Uganda’s debt hits Shs41 trillion

Finance minister Matia Kasaija on Tuesday appeared before the House to brief them on the state of Country’s debt today. (FILE PHOTO)

KAMPALA- The Ministry of Finance tabled before Parliament a statement on the State of Uganda’s Indebtedness on Tuesday evening.

The statement revealed that in June, Uganda’s total public debt stock which comprises both domestic and external has now hit the USD10.7billion equivalent to Shs41.326.1Trn.

In the statement presented by David Bahati, State Minister of Planning, he indicated that out of the debt, the external debt Disbursed and outstanding (DOD) accounts for 67.2% (USD 7.2bn which is equivalent to Shs27,939.9Trn while domestic debt contributes 32.4% (USD 3.5bn or Shs13,386.2Trn.

The statement further highlights that the Present Value (PV) of public debt to GDP increased from 27.4% as at end June 2017 to 30.8% in June 2018.

On the Creditor composition, the Ministry argued that a greater share of Uganda’s debt disbursed and outstanding is sourced from multilateral creditors like World Bank, African Development Bank, Islamic Development Bank and it accounts for 68.2% whereas bilateral creditors Japan, France, etc accounts for 31.1% and commercial banks contributes 0.7% of the total external debt portfolio at the end of June 2018.

Yet still, the share of Treasury Bills to Treasury Bonds has improved to a ratio of 26:74 in June 2018 from a ratio of 31:69 in June 2016, achieving the target share of T-Bills to T-Bonds of 30:70 under the 2013-2018 Public Debt Management Framework.

In terms of Currency composition, 92% of Uganda’s stock of external debt is in four major currencies including; USD, Chinese Yuan, Japanese Yen, and Euros while domestic debt, on the other hand, is all in denominated in Uganda Shillings.
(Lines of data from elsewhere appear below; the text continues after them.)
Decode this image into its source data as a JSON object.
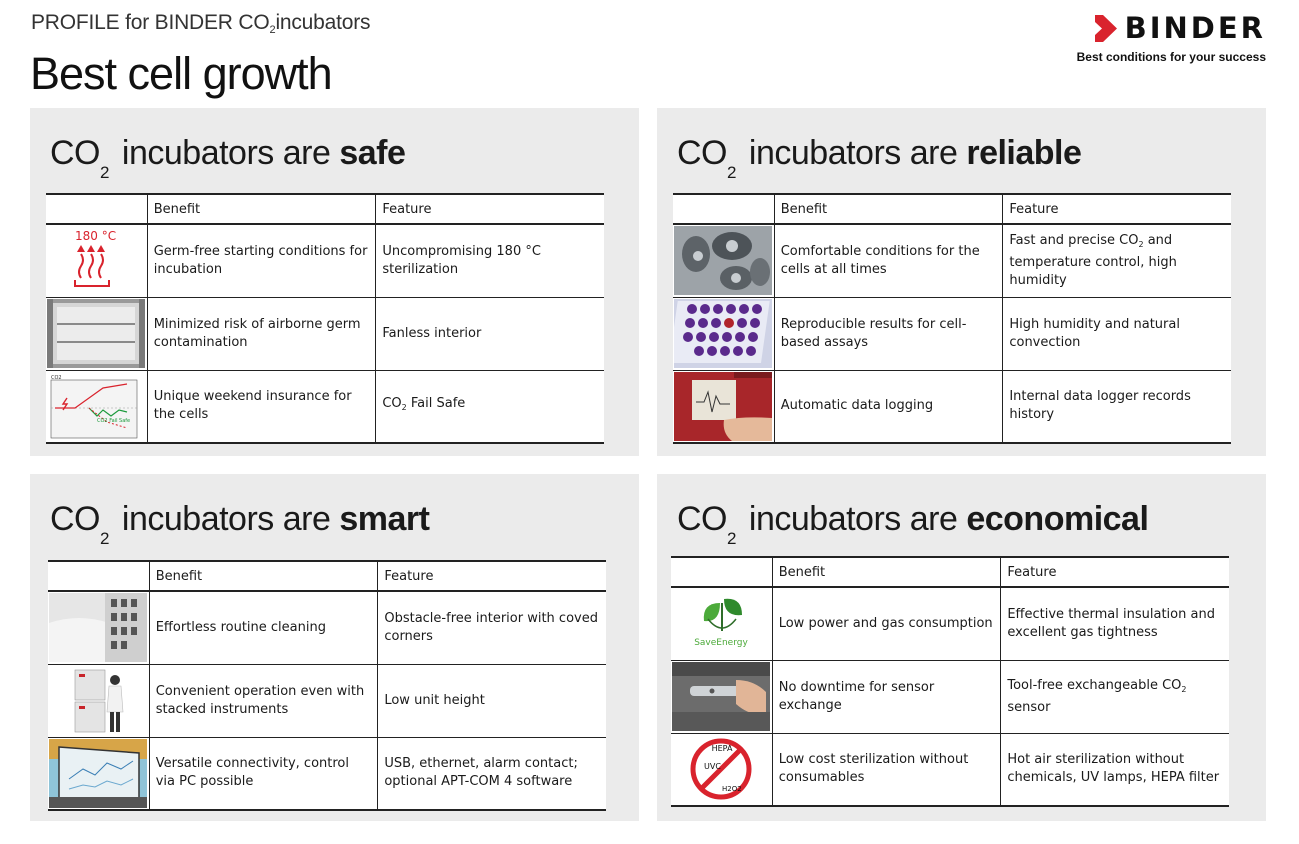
{
  "header": {
    "subtitle_prefix": "PROFILE for BINDER CO",
    "subtitle_sub": "2",
    "subtitle_suffix": "incubators",
    "title": "Best cell growth"
  },
  "brand": {
    "name": "BINDER",
    "tagline": "Best conditions for your success",
    "color": "#d9232d"
  },
  "panels": {
    "safe": {
      "title_prefix": "CO",
      "title_sub": "2",
      "title_mid": "incubators are",
      "title_bold": "safe",
      "col_benefit": "Benefit",
      "col_feature": "Feature",
      "rows": [
        {
          "icon": "heat-sterilization-icon",
          "icon_text": "180 °C",
          "benefit": "Germ-free starting conditions for incubation",
          "feature": "Uncompromising 180 °C sterilization"
        },
        {
          "icon": "chamber-interior-photo",
          "benefit": "Minimized risk of airborne germ contamination",
          "feature": "Fanless interior"
        },
        {
          "icon": "co2-fail-safe-chart-icon",
          "icon_label_axis": "CO2",
          "icon_label_line": "CO2 Fail Safe",
          "benefit": "Unique weekend insurance for the cells",
          "feature_prefix": "CO",
          "feature_sub": "2",
          "feature_suffix": "Fail Safe"
        }
      ]
    },
    "reliable": {
      "title_prefix": "CO",
      "title_sub": "2",
      "title_mid": "incubators are",
      "title_bold": "reliable",
      "col_benefit": "Benefit",
      "col_feature": "Feature",
      "rows": [
        {
          "icon": "cells-micrograph-photo",
          "benefit": "Comfortable conditions for the cells at all times",
          "feature_prefix": "Fast and precise CO",
          "feature_sub": "2",
          "feature_suffix": "and temperature control, high humidity"
        },
        {
          "icon": "well-plate-photo",
          "benefit": "Reproducible results for cell-based assays",
          "feature": "High humidity and natural convection"
        },
        {
          "icon": "data-logging-photo",
          "benefit": "Automatic data logging",
          "feature": "Internal data logger records history"
        }
      ]
    },
    "smart": {
      "title_prefix": "CO",
      "title_sub": "2",
      "title_mid": "incubators are",
      "title_bold": "smart",
      "col_benefit": "Benefit",
      "col_feature": "Feature",
      "rows": [
        {
          "icon": "shelf-rack-photo",
          "benefit": "Effortless routine cleaning",
          "feature": "Obstacle-free interior with coved corners"
        },
        {
          "icon": "stacked-incubators-photo",
          "benefit": "Convenient operation even with stacked instruments",
          "feature": "Low unit height"
        },
        {
          "icon": "laptop-software-photo",
          "benefit": "Versatile connectivity, control via PC possible",
          "feature": "USB, ethernet, alarm contact; optional APT-COM 4 software"
        }
      ]
    },
    "economical": {
      "title_prefix": "CO",
      "title_sub": "2",
      "title_mid": "incubators are",
      "title_bold": "economical",
      "col_benefit": "Benefit",
      "col_feature": "Feature",
      "rows": [
        {
          "icon": "save-energy-icon",
          "icon_text": "SaveEnergy",
          "benefit": "Low power and gas consumption",
          "feature": "Effective thermal insulation and excellent gas tightness"
        },
        {
          "icon": "sensor-exchange-photo",
          "benefit": "No downtime for sensor exchange",
          "feature_prefix": "Tool-free exchangeable CO",
          "feature_sub": "2",
          "feature_suffix": "sensor"
        },
        {
          "icon": "no-consumables-icon",
          "icon_text_1": "HEPA",
          "icon_text_2": "UVC",
          "icon_text_3": "H2O2",
          "benefit": "Low cost sterilization without consumables",
          "feature": "Hot air sterilization without chemicals, UV lamps, HEPA filter"
        }
      ]
    }
  }
}
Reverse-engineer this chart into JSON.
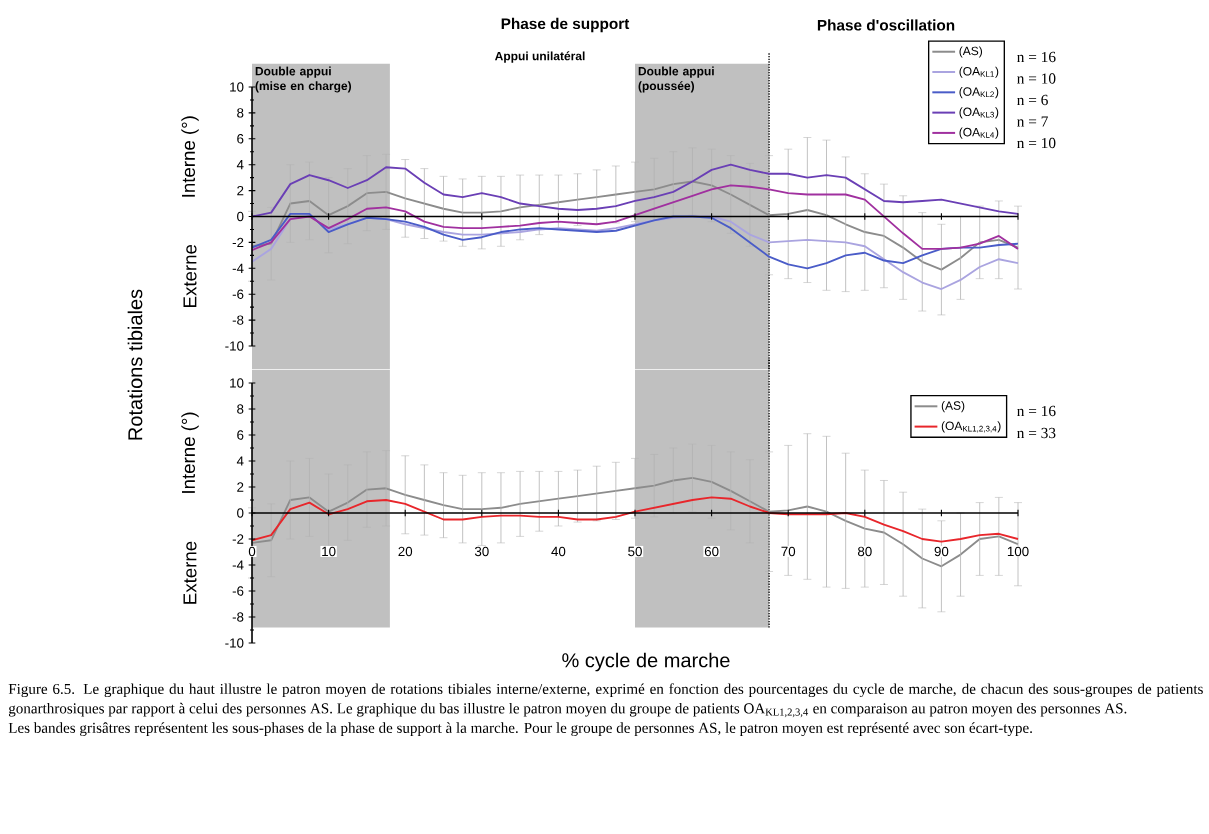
{
  "chart_data": [
    {
      "type": "line",
      "ylabel": "Rotations tibiales",
      "line_style": "solid",
      "legend": "top right",
      "tick_labels": "y",
      "x": [
        0,
        2.5,
        5,
        7.5,
        10,
        12.5,
        15,
        17.5,
        20,
        22.5,
        25,
        27.5,
        30,
        32.5,
        35,
        37.5,
        40,
        42.5,
        45,
        47.5,
        50,
        52.5,
        55,
        57.5,
        60,
        62.5,
        65,
        67.5,
        70,
        72.5,
        75,
        77.5,
        80,
        82.5,
        85,
        87.5,
        90,
        92.5,
        95,
        97.5,
        100
      ],
      "xlim": [
        0,
        100
      ],
      "xticks": [
        0,
        10,
        20,
        30,
        40,
        50,
        60,
        70,
        80,
        90,
        100
      ],
      "ylim": [
        -10,
        10
      ],
      "yticks": [
        -10,
        -8,
        -6,
        -4,
        -2,
        0,
        2,
        4,
        6,
        8,
        10
      ],
      "series": [
        {
          "name": "(AS)",
          "color": "#8c8c8c",
          "values": [
            -2.3,
            -2.1,
            1.0,
            1.2,
            0.1,
            0.8,
            1.8,
            1.9,
            1.4,
            1.0,
            0.6,
            0.3,
            0.3,
            0.4,
            0.7,
            0.9,
            1.1,
            1.3,
            1.5,
            1.7,
            1.9,
            2.1,
            2.5,
            2.7,
            2.4,
            1.7,
            0.9,
            0.1,
            0.2,
            0.5,
            0.1,
            -0.6,
            -1.2,
            -1.5,
            -2.4,
            -3.5,
            -4.1,
            -3.2,
            -2.0,
            -1.8,
            -2.4
          ],
          "errors": [
            2.7,
            2.8,
            3.0,
            3.0,
            2.9,
            2.9,
            2.9,
            2.9,
            3.0,
            2.7,
            2.5,
            2.6,
            2.8,
            2.7,
            2.5,
            2.3,
            2.1,
            2.0,
            2.1,
            2.2,
            2.3,
            2.4,
            2.5,
            2.6,
            2.8,
            3.0,
            3.2,
            4.6,
            5.0,
            5.6,
            5.8,
            5.2,
            4.5,
            4.0,
            4.0,
            3.8,
            3.5,
            3.2,
            2.8,
            3.0,
            3.2
          ]
        },
        {
          "name": "(OA$_{KL1}$)",
          "color": "#aaa4e0",
          "values": [
            -3.5,
            -2.5,
            -0.2,
            0.1,
            -1.0,
            -0.6,
            -0.1,
            -0.2,
            -0.6,
            -0.9,
            -1.2,
            -1.4,
            -1.4,
            -1.3,
            -1.2,
            -1.0,
            -0.9,
            -1.0,
            -1.1,
            -0.9,
            -0.6,
            -0.3,
            -0.1,
            0,
            0,
            -0.4,
            -1.4,
            -2.0,
            -1.9,
            -1.8,
            -1.9,
            -2.0,
            -2.3,
            -3.3,
            -4.3,
            -5.1,
            -5.6,
            -4.9,
            -3.9,
            -3.3,
            -3.6
          ]
        },
        {
          "name": "(OA$_{KL2}$)",
          "color": "#4a5cc8",
          "values": [
            -2.4,
            -1.8,
            0.2,
            0.2,
            -1.2,
            -0.6,
            -0.1,
            -0.2,
            -0.4,
            -0.8,
            -1.4,
            -1.8,
            -1.6,
            -1.2,
            -1.0,
            -0.9,
            -1.0,
            -1.1,
            -1.2,
            -1.1,
            -0.7,
            -0.3,
            0,
            0,
            -0.1,
            -0.9,
            -2.0,
            -3.1,
            -3.7,
            -4.0,
            -3.6,
            -3.0,
            -2.8,
            -3.4,
            -3.6,
            -3.0,
            -2.5,
            -2.4,
            -2.4,
            -2.2,
            -2.1
          ]
        },
        {
          "name": "(OA$_{KL3}$)",
          "color": "#6a3fb5",
          "values": [
            0,
            0.3,
            2.5,
            3.2,
            2.8,
            2.2,
            2.8,
            3.8,
            3.7,
            2.6,
            1.7,
            1.5,
            1.8,
            1.5,
            1.0,
            0.8,
            0.6,
            0.5,
            0.6,
            0.8,
            1.2,
            1.5,
            1.9,
            2.7,
            3.6,
            4.0,
            3.6,
            3.3,
            3.3,
            3.0,
            3.2,
            3.0,
            2.1,
            1.2,
            1.1,
            1.2,
            1.3,
            1.0,
            0.7,
            0.4,
            0.2
          ]
        },
        {
          "name": "(OA$_{KL4}$)",
          "color": "#a0309f",
          "values": [
            -2.6,
            -2.0,
            -0.2,
            0,
            -0.9,
            -0.2,
            0.6,
            0.7,
            0.4,
            -0.4,
            -0.8,
            -0.9,
            -0.9,
            -0.8,
            -0.7,
            -0.5,
            -0.4,
            -0.5,
            -0.6,
            -0.4,
            0.1,
            0.6,
            1.1,
            1.6,
            2.1,
            2.4,
            2.3,
            2.1,
            1.8,
            1.7,
            1.7,
            1.7,
            1.3,
            0,
            -1.3,
            -2.5,
            -2.5,
            -2.4,
            -2.1,
            -1.5,
            -2.5
          ]
        }
      ],
      "bands": [
        {
          "axis": "x",
          "from": 0,
          "to": 18,
          "label": "Double appui (mise en charge)",
          "color": "#c0c0c0"
        },
        {
          "axis": "x",
          "from": 50,
          "to": 67.5,
          "label": "Double appui (poussée)",
          "color": "#c0c0c0"
        }
      ],
      "ref_lines": [
        {
          "axis": "x",
          "value": 67.5,
          "line_style": "dotted"
        }
      ],
      "annotations": [
        "Phase de support",
        "Phase d'oscillation",
        "Appui unilatéral",
        "Interne (°)",
        "Externe",
        "n = 16",
        "n = 10",
        "n = 6",
        "n = 7",
        "n = 10"
      ]
    },
    {
      "type": "line",
      "xlabel": "% cycle de marche",
      "line_style": "solid",
      "legend": "top right",
      "x": [
        0,
        2.5,
        5,
        7.5,
        10,
        12.5,
        15,
        17.5,
        20,
        22.5,
        25,
        27.5,
        30,
        32.5,
        35,
        37.5,
        40,
        42.5,
        45,
        47.5,
        50,
        52.5,
        55,
        57.5,
        60,
        62.5,
        65,
        67.5,
        70,
        72.5,
        75,
        77.5,
        80,
        82.5,
        85,
        87.5,
        90,
        92.5,
        95,
        97.5,
        100
      ],
      "xlim": [
        0,
        100
      ],
      "xticks": [
        0,
        10,
        20,
        30,
        40,
        50,
        60,
        70,
        80,
        90,
        100
      ],
      "ylim": [
        -10,
        10
      ],
      "yticks": [
        -10,
        -8,
        -6,
        -4,
        -2,
        0,
        2,
        4,
        6,
        8,
        10
      ],
      "series": [
        {
          "name": "(AS)",
          "color": "#8c8c8c",
          "values": [
            -2.3,
            -2.1,
            1.0,
            1.2,
            0.1,
            0.8,
            1.8,
            1.9,
            1.4,
            1.0,
            0.6,
            0.3,
            0.3,
            0.4,
            0.7,
            0.9,
            1.1,
            1.3,
            1.5,
            1.7,
            1.9,
            2.1,
            2.5,
            2.7,
            2.4,
            1.7,
            0.9,
            0.1,
            0.2,
            0.5,
            0.1,
            -0.6,
            -1.2,
            -1.5,
            -2.4,
            -3.5,
            -4.1,
            -3.2,
            -2.0,
            -1.8,
            -2.4
          ],
          "errors": [
            2.7,
            2.8,
            3.0,
            3.0,
            2.9,
            2.9,
            2.9,
            2.9,
            3.0,
            2.7,
            2.5,
            2.6,
            2.8,
            2.7,
            2.5,
            2.3,
            2.1,
            2.0,
            2.1,
            2.2,
            2.3,
            2.4,
            2.5,
            2.6,
            2.8,
            3.0,
            3.2,
            4.6,
            5.0,
            5.6,
            5.8,
            5.2,
            4.5,
            4.0,
            4.0,
            3.8,
            3.5,
            3.2,
            2.8,
            3.0,
            3.2
          ]
        },
        {
          "name": "(OA$_{KL1,2,3,4}$)",
          "color": "#e8262b",
          "values": [
            -2.1,
            -1.7,
            0.3,
            0.8,
            -0.1,
            0.3,
            0.9,
            1.0,
            0.7,
            0.1,
            -0.5,
            -0.5,
            -0.3,
            -0.2,
            -0.2,
            -0.3,
            -0.3,
            -0.5,
            -0.5,
            -0.3,
            0.1,
            0.4,
            0.7,
            1.0,
            1.2,
            1.1,
            0.5,
            0,
            -0.1,
            -0.1,
            -0.1,
            0,
            -0.3,
            -0.9,
            -1.4,
            -2.0,
            -2.2,
            -2.0,
            -1.7,
            -1.6,
            -2.0
          ]
        }
      ],
      "bands": [
        {
          "axis": "x",
          "from": 0,
          "to": 18,
          "color": "#c0c0c0"
        },
        {
          "axis": "x",
          "from": 50,
          "to": 67.5,
          "color": "#c0c0c0"
        }
      ],
      "ref_lines": [
        {
          "axis": "x",
          "value": 67.5,
          "line_style": "dotted"
        }
      ],
      "annotations": [
        "Interne (°)",
        "Externe",
        "n = 16",
        "n = 33",
        "Figure 6.5. Le graphique du haut illustre le patron moyen de rotations tibiales interne/externe, exprimé en fonction des pourcentages du cycle de marche, de chacun des sous-groupes de patients gonarthrosiques par rapport à celui des personnes AS. Le graphique du bas illustre le patron moyen du groupe de patients OA$_{KL1,2,3,4}$ en comparaison au patron moyen des personnes AS.",
        "Les bandes grisâtres représentent les sous-phases de la phase de support à la marche. Pour le groupe de personnes AS, le patron moyen est représenté avec son écart-type."
      ]
    }
  ]
}
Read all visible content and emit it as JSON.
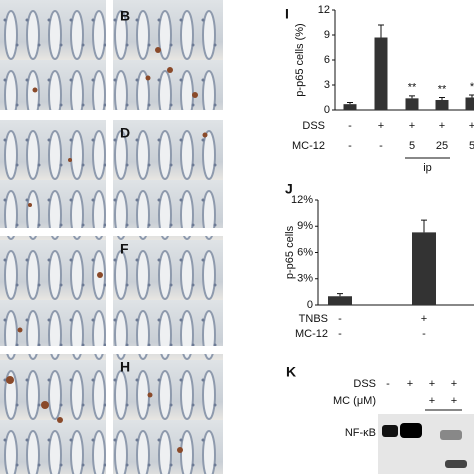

In terms of off Debt disbursements by Sector,  the four largest biggest beneficiaries of debt financing by sector are; Energy, Works, Agriculture, which sectors he said are consistent with the government strategy to reduce the cost of doing business, develop infrastructure to boost growth, energy for support industrial development.

The ministry further analysed the public trend of Uganda’s public debt and its sustainability which indicated that over the last ten years, the stock of public debt has steadily grown from USD 2.9bn in 2006/2007 when the country benefited from the Multilateral Debt Relief Initiative (MDRI), to USD 10.7bn as at June 2018.

The Ministry defended the growth stating that this is due to the increase of USD7.8Billion with Bahati stating, “Over the last 10 years, the government budget priorities have grown, which has necessitated an increase in the level of government debt since our tax revenue effort has remained stagnate, it has left no option for the government to finance its programme in order to achieve its objectives as set out in the national development plans and the NRM manifesto other than by debt.”

The Minister further argued that Uganda’s public debt stood at 38.6% of GDP in March 2018, and it is likely to raise slightly as we incur more debt to finance government infrastructure priorities. We are committed to ensuring that debt does not exceed the 50% threshold that we agreed under the East African Monetary Union convergence criteria.